Dennis Kucinich at least knows what power is; Kucinich knows that, for instance, in the various compromises which have occurred between the original demand for single payer and the present House and Senate bills, power is being ceded to the insurance companies.  “Oh, but insurance companies must spend 85% of money brought in on actual health care under Pelosi’s plan!”  Yeah, watch the accountants game that one.  I’m sure there are plenty of “expenses” which can be hidden under the category of “actual health care,” and other things which are “against the law” which they will continue to do.  Meanwhile, the important power, the power to compel Americans to buy crappy private health insurance, will be awarded to those who paid the big bucks for it.  Another class conflict won by you-know-which-group.

As pronin2, who certainly knows what power is, says in his diary here:

Liberals question how the robust PO was whipped. Even so a clear majority of dems want the Medicare PO in the House. Yet the Blue Dog version gets in the bill? Yep.

So, yeah, there’s still a question here of whether progressives want power.  Well?  Do they?

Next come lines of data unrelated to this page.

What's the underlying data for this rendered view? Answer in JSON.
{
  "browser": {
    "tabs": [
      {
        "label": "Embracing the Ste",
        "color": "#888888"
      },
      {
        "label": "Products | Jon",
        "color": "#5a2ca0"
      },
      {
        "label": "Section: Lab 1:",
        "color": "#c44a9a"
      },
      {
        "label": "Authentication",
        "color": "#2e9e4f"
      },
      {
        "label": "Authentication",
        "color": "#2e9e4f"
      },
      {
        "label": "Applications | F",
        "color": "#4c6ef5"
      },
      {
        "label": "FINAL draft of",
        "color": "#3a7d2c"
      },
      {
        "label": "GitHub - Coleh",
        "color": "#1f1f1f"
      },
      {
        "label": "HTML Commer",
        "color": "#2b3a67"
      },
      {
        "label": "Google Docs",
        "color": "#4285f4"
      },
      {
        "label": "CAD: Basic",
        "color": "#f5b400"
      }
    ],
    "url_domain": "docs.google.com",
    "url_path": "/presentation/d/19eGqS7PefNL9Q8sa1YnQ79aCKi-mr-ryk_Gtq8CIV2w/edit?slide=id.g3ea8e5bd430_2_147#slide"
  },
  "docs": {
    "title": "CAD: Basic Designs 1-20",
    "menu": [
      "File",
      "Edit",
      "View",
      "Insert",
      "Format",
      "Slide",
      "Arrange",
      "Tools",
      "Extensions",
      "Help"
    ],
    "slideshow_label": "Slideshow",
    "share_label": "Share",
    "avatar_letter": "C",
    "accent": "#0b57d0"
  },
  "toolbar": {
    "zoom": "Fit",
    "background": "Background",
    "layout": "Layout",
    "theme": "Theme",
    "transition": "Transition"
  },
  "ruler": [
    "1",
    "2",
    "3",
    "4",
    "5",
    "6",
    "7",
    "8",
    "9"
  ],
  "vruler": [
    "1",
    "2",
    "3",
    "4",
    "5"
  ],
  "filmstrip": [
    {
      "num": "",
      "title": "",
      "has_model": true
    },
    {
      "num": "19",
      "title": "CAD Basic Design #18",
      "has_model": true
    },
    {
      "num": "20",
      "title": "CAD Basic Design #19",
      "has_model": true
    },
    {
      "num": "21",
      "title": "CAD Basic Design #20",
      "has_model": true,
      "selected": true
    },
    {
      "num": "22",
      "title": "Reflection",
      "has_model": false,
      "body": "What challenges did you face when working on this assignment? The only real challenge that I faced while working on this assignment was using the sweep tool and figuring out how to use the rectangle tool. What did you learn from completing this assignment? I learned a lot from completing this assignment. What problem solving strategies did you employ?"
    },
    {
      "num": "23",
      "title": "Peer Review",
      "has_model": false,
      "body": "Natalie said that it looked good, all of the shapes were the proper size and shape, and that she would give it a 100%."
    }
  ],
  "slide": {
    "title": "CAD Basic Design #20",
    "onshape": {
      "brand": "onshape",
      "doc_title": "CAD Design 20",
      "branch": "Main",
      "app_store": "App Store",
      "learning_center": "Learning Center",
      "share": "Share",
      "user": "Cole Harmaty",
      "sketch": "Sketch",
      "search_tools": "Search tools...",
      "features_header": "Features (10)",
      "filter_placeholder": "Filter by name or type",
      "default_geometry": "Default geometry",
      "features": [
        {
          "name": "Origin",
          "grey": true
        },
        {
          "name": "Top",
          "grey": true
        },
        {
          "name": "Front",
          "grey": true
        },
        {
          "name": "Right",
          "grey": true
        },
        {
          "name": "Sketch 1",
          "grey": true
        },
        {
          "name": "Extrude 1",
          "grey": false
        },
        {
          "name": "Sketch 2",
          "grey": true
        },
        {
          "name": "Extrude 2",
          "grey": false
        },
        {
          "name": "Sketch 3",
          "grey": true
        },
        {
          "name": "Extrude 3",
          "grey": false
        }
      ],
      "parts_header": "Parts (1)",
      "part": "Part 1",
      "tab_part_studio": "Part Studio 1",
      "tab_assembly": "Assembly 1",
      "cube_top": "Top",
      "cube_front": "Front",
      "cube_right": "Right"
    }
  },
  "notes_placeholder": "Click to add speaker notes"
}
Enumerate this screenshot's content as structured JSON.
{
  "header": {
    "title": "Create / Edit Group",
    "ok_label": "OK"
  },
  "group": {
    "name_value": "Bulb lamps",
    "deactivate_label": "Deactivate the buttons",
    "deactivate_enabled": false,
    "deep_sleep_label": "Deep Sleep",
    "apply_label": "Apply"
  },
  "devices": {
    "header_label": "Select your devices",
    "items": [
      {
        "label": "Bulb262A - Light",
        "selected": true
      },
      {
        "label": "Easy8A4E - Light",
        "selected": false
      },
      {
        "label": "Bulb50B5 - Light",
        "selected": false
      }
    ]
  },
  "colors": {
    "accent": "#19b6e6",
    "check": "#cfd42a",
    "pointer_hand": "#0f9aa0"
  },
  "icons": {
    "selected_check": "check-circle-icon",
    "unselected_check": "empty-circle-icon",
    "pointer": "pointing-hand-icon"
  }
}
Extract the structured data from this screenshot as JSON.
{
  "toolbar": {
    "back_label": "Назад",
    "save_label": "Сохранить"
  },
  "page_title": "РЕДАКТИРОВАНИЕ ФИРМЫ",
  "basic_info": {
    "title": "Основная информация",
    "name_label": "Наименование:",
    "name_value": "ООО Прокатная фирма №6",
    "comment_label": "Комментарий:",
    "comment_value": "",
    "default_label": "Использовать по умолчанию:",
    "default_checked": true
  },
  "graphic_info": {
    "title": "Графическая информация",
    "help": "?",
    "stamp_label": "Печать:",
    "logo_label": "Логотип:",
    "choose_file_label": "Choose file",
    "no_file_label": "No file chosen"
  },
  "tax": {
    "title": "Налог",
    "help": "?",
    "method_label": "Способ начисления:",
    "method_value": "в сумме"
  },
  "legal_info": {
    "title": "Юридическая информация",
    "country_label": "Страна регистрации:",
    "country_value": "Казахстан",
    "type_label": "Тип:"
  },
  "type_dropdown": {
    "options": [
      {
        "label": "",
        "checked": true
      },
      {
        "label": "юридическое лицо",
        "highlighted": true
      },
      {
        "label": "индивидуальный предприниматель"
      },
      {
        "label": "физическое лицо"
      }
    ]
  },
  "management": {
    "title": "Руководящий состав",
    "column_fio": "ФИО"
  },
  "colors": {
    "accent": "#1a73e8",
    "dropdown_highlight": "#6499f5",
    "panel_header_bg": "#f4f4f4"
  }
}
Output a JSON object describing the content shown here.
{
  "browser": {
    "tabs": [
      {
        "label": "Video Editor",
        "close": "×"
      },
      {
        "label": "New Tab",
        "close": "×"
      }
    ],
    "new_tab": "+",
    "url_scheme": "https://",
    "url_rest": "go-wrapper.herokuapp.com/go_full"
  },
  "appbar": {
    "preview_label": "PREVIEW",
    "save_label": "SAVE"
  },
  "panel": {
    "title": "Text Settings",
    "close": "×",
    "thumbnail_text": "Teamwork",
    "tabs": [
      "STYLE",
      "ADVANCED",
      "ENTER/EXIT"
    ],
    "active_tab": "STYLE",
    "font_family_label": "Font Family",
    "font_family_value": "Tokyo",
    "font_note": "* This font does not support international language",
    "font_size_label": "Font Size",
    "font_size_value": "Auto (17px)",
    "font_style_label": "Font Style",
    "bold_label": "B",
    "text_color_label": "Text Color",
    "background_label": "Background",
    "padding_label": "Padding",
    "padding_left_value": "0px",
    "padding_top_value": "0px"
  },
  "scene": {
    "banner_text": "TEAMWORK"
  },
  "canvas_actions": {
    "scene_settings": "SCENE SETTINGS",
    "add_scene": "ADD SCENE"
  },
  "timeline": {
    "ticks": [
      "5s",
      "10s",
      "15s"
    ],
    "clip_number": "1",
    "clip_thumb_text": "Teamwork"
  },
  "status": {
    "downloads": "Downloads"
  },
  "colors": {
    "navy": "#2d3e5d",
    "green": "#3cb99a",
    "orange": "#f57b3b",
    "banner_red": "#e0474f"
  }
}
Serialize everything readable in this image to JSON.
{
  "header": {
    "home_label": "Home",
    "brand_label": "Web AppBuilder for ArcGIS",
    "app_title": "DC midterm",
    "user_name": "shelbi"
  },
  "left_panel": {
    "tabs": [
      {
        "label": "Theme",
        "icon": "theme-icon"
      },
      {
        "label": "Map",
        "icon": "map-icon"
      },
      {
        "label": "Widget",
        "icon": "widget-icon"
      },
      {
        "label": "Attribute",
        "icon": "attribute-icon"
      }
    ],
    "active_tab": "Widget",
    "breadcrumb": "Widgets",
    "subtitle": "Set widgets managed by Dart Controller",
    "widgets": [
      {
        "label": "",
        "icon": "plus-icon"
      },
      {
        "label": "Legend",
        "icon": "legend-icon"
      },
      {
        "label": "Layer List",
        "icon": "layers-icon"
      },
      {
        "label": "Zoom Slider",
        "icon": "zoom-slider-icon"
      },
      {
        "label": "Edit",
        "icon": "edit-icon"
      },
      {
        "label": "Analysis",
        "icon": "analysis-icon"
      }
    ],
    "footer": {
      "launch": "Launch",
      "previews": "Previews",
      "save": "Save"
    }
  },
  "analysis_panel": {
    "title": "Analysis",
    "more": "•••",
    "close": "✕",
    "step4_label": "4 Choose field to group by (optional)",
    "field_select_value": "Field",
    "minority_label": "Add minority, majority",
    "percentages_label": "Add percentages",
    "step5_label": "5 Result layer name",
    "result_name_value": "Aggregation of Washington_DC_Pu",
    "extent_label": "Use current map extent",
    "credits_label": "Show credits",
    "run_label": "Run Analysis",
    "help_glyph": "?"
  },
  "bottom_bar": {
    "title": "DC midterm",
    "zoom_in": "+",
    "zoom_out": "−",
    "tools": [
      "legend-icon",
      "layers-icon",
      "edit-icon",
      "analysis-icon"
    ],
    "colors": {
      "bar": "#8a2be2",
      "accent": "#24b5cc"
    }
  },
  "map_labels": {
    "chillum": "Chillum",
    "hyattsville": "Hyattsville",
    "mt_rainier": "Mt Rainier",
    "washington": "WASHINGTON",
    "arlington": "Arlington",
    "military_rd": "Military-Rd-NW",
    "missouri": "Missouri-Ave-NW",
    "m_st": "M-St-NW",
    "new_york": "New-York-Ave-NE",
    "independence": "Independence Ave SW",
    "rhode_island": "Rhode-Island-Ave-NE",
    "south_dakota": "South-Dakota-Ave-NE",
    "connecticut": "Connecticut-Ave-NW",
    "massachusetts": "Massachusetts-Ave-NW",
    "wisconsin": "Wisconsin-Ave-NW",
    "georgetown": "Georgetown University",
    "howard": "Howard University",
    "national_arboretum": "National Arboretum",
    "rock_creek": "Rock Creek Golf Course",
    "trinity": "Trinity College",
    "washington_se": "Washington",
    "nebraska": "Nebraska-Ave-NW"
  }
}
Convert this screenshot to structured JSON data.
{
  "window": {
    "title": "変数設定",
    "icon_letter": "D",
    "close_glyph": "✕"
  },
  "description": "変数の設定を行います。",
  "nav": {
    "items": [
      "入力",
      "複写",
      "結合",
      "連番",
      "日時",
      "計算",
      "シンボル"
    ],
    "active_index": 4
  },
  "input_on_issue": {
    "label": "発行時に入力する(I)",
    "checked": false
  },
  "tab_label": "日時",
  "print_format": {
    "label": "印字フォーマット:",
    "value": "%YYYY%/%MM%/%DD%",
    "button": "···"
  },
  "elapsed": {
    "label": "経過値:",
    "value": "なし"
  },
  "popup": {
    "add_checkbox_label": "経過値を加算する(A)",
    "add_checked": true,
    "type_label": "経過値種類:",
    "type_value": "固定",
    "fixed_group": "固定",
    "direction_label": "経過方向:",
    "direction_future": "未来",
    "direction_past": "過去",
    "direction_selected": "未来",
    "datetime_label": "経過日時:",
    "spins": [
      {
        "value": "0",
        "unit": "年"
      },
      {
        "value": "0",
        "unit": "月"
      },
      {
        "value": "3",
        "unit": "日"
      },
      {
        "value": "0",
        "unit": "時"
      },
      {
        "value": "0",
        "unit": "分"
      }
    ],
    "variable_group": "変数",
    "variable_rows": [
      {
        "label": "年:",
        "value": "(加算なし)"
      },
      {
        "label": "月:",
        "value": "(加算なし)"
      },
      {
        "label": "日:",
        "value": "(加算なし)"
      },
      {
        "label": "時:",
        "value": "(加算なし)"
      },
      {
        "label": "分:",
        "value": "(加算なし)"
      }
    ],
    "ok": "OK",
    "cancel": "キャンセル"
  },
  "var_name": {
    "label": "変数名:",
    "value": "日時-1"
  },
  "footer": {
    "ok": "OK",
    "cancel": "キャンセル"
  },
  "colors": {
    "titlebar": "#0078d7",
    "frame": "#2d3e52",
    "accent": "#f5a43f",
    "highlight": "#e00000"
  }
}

I do know, of course, that there is power in information.  If you can put forth a bill with a robust public option in Congress — well, even if it’s defeated, you can then discover who is and who isn’t standing in your way, and use that information for the elections next term.

But you aren’t going to find that out if you get no vote on the suggested single payer amendment, and no vote on the suggested robust public option amendment.  A vote on either of the current bills will only tell you who is willing to make the best of a bad choice.

I do hope, by the way, that progressives have another move in their repertoire, at this point in the game, to show that, yes, they really do desire power, power to get a robust public option for everyone (and hopefully some time way before 2019), power to throw out the Blue Dogs, power to change policy in “defense” and education and power against poverty and eco-destruction.  But about this matter I will say no more.  Now it’s your turn to show me.


Now, I’m not really a progressive.  If I were a progressive, this would be a self-examination, an examination of whether or not I want power myself.  And that would be kind of painful and scary.  But since I’m not a progressive, this is not MY self-examination here.  It might, however, be YOURS.

However, I can’t claim to be an anti-progressive, either: I think the progressives have a lot of good things to offer the world.  Progressive education, for instance, is a good thing – it’s rather unlikely in the public schools we currently have, as the progressives in Congress (for the most part) voted for the No Child Left Behind Act back in 2001 and are unlikely to scrap it this time around.  (Never mind that our current President, while not a progressive, is most unprogressive in his educational policy.)

I just want to know if you really want power.  And if you don’t want power, then I want to know this: what is progressive politics worth without the pursuit of power?